Re: TownHall.com – 5/2/2008 – “Willful Blindness to the Jihad” – David Limbaugh

I’m afraid Limbaugh has missed the point of American justice. He states correctly that the “entire orientation of the criminal justice system is to protect the rights of innocents, affording the accused due process and a litany of other constitutional protections”. He correctly continues that “we are at war with an enemy who doesn't fight wars according to conventional rules”. But he begins to loose his way with “If we continue to treat them as criminal suspects rather than enemy combatants, they'll always be many steps ahead of us in a war that only they are fighting” when he seems to refer to both those accused of and those guilty of being the enemy as equivalent entities. And with “While our government frets over their constitutional rights -- rights to which enemy combatants have never been historically entitled -- it abdicates its duty to protect American lives” Limbaugh clearly reveals his utter confusion between being accused of a crime and actually being guilty of a crime.

In making any determination about the guilt or innocence of the accused, the legal system is always faced with two distinct but related kinds of errors. On one hand, an innocent may be wrongly convicted and punished; on the other hand, the guilty can be erroneously absolved of guilt and thus escape their just punishment. Assuming the null hypothesis in our legal system is always that the accused is presumed innocent until proven guilty, the first kind of error is called a “type I error” (an invalid rejection of a correct null hypothesis) and the second type of error is called a “type II error” (an invalid acceptance of an erroneous null hypothesis). In general the probabilities of making type I and type II errors are related, and by decreasing one, the other tends to increase.

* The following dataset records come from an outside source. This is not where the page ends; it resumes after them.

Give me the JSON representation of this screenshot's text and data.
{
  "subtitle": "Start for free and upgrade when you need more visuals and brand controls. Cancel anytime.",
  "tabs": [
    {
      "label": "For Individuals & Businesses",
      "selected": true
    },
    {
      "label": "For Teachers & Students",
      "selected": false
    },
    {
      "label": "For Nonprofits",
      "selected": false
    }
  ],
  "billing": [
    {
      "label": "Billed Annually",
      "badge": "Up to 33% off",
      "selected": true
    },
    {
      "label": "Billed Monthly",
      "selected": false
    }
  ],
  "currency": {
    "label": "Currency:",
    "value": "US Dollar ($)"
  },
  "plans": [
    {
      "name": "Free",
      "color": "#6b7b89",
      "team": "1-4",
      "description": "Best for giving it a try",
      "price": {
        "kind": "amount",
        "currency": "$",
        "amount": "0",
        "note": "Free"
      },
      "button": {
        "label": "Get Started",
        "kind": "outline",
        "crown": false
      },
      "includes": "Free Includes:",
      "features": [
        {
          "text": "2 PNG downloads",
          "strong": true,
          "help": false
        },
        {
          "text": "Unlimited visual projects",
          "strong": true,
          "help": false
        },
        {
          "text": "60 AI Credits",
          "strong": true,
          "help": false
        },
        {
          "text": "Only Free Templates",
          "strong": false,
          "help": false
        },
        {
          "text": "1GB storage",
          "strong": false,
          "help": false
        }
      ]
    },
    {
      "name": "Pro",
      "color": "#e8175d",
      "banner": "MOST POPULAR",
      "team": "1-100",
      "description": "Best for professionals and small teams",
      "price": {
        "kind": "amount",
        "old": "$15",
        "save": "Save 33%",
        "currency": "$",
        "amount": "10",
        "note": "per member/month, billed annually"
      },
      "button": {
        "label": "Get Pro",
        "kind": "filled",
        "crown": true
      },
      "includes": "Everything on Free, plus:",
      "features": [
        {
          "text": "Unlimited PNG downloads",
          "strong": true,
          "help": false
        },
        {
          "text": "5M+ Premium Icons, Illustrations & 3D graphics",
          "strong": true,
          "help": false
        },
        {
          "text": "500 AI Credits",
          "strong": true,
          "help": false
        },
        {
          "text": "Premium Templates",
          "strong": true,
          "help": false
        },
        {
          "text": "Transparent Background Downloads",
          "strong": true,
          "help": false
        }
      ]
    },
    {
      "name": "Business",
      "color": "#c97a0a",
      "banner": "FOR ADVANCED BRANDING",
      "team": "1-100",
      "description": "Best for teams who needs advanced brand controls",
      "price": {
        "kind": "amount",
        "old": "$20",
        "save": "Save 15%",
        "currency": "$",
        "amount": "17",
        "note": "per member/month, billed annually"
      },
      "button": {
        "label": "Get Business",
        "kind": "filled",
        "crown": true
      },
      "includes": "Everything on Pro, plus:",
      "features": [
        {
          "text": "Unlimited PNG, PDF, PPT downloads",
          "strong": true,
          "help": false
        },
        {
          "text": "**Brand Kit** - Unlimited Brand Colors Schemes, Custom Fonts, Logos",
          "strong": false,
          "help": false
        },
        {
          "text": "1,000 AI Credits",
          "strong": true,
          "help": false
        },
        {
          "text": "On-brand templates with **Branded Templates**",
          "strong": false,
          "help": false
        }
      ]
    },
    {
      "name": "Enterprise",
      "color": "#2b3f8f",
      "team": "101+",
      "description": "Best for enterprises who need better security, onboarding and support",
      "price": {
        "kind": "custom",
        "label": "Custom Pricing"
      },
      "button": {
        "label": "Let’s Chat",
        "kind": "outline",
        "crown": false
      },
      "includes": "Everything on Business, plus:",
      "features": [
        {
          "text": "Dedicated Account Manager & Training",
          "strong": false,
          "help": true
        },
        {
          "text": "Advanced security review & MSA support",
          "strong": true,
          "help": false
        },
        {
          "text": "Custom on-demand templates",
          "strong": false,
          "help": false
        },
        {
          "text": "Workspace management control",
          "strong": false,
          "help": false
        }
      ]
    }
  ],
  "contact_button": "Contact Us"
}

For those of who believe that our judicial system must maintain the same type I / type II threshold no matter how serious the danger of a type II error is, the danger of terrorism is of no significance in establishing the guilt of a suspected terrorist, and everyone (accused terrorists included) is equally innocent until proven guilty. It is not that we don’t understand the danger of terrorism; it’s just that we do recognize the danger of deserting our democratic traditions and institutions in the name of defending them and declaring the accused guilty based on the accusations against them instead of the evidence in support of the accusation. 

For those Americans who cannot believe that our democracy is a strong enough form of government to stand up to terrorism, I challenge them to produce a better form of government. But until then, the accused (regardless of what they are accused of) must be offered the same protection against being falsely accused that the innocent deserve.